Sinking islands | ‘Pacific islanders can become migrants and refugees’

FILE PHOTO: Local residents fish in front of the abandoned site of the old Vunidogoloa Village, Fiji, July 19, 2022. REUTERS/Loren Elliott

The risk of sinking islands will turn citizens of Pacific nations into climate migrants and refugees.

Education International president Susan Hopgood mentioned this to teachers trade unionists at the Educators for Climate Justice and Just Transition Conference in Lautoka last week.

“When sea-level rise is coupled with storm surges resulting from more frequent storms and hurricanes, coastal inundation and saltwater intrusion become a bigger threat to the safety and lives of frontline communities,” Ms Hopgood said.

“This means that the Pacific must also contend with the escalating threat of rising sea levels.

“According to UN scientists, the global trend of surging seas will be most consequential in the Pacific as it poses a threat not just on the habitability of small island nations but to their very existence and survival.”

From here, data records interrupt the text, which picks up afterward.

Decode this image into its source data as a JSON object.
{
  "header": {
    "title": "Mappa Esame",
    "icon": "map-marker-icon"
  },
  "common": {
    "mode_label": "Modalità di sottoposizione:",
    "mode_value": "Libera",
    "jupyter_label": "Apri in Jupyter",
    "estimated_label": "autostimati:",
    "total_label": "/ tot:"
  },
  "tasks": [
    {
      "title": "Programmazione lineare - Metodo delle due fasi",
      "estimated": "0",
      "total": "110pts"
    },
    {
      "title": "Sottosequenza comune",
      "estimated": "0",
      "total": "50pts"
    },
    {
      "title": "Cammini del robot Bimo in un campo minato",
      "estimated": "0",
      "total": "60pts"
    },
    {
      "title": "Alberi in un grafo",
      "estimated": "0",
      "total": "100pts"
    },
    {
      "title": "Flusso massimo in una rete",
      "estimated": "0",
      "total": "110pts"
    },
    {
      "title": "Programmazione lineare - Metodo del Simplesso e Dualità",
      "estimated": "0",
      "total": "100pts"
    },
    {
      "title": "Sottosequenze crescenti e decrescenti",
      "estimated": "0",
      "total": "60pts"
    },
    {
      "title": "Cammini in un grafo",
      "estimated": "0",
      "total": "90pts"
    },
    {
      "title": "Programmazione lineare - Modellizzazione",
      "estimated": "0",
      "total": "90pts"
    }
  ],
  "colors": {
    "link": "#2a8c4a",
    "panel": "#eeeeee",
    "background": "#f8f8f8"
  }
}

Ms Hopgood explained that the frequency and intensity of extreme weather events and the existential threat of rising sea levels in the region point to an obvious conclusion — that despite the availability of clear and concise climate science, inaction, climate denials and short-sighted political opportunism have combined into an historic threat to the region.

She reiterated that as educators and unionists, their commitment to build a better world is vital in a region where surging seas and intensifying storms are threatening to destroy schools and communities.

“We stake our claim for climate justice.

“We stand in solidarity with frontline communities fighting to preserve their homes, livelihoods and traditions.

“We are united in calling for rapid decarbonisation and funding for adaptation to climate change.

“Not just because it is the right thing to do but because the next homes that get washed away by yet another super typhoon could be our own.”

Teachers, trade unionists from the Pacific were part of the week-long seminar.